The aim of the study was to investigate the difference between encouraged self-recorded peak expiratory flow (PEF) with unobserved readings and to investigate any long-term changes in PEF self-recording.
Patients were trained in the PEF technique and asked to keep 2-hourly PEF records until the next clinic visit. The patients PEF were then rechecked at the second clinic visit by a series of two unobserved, an observed and an encouraged PEF measurement. A subgroup of patients were reassessed at a third clinic visit.

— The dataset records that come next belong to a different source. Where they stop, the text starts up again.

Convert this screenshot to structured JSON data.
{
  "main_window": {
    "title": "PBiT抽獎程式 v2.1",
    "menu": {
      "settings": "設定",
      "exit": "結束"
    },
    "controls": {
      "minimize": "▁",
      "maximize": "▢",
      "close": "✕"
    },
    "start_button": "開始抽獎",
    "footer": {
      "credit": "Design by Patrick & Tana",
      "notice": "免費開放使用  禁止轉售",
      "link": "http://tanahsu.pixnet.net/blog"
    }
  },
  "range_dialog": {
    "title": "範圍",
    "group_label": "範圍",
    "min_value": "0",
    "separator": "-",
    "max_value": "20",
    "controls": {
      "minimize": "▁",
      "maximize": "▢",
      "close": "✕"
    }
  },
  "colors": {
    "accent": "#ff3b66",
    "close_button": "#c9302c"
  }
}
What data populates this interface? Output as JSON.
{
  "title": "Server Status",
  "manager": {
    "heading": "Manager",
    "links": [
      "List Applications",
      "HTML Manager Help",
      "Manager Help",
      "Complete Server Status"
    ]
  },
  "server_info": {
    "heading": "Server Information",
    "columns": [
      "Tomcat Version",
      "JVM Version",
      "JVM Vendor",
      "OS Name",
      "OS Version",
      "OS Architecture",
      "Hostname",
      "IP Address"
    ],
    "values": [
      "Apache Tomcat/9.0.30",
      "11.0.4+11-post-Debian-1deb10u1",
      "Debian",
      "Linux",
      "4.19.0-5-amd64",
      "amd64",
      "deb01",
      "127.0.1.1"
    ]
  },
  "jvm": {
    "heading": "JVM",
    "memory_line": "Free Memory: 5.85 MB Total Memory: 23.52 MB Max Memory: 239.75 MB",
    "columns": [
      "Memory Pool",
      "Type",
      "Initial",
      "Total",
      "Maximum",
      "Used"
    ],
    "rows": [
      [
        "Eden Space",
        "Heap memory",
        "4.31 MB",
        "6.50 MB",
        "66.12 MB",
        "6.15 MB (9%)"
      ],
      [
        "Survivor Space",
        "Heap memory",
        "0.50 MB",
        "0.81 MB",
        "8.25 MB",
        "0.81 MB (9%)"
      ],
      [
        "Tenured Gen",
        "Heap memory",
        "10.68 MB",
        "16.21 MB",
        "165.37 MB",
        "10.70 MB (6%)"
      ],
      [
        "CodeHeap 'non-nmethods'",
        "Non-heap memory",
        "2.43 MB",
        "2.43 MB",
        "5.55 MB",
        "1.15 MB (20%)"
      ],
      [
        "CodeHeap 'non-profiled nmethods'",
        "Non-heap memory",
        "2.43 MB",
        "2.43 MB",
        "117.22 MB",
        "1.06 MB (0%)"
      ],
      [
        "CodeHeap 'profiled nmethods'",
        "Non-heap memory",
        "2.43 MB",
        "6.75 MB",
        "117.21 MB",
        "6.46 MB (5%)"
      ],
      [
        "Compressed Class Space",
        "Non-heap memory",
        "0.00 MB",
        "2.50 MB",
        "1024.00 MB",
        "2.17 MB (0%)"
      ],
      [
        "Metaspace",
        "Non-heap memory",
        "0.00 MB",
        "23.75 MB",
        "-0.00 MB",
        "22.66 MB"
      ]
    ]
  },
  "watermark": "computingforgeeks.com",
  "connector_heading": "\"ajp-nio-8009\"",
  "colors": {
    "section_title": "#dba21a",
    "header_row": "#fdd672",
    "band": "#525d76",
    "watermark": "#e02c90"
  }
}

Forty-one patients produced serial PEF readings. Significant differences between unobserved and encouraged PEF readings were detected; there was a mean decrement of 21 L·min-1 and limits of agreements suggested that the decrement could be as high as 60 L·min-1. Visual and statistical analysis of the serial PEF provided showed a consistent deterioration in PEF over the record in 54% and 39% of cases, respectively. No significant differences were found in the subgroup who attended a third clinic visit.
The results suggest that significant inaccuracies in unobserved peak expiratory flow readings can occur between clinic visits and this can be reflected as a consistent deterioration in some. This should be kept in mind when interpreting self-recorded peak expiratory flow measurements. Re-evaluation at the third visit following the retraining effect of the second visit on peak expiratory flow technique appears to reduce inaccuracies. It is believed that peak expiratory flow technique should be re-evaluated at each clinic visit.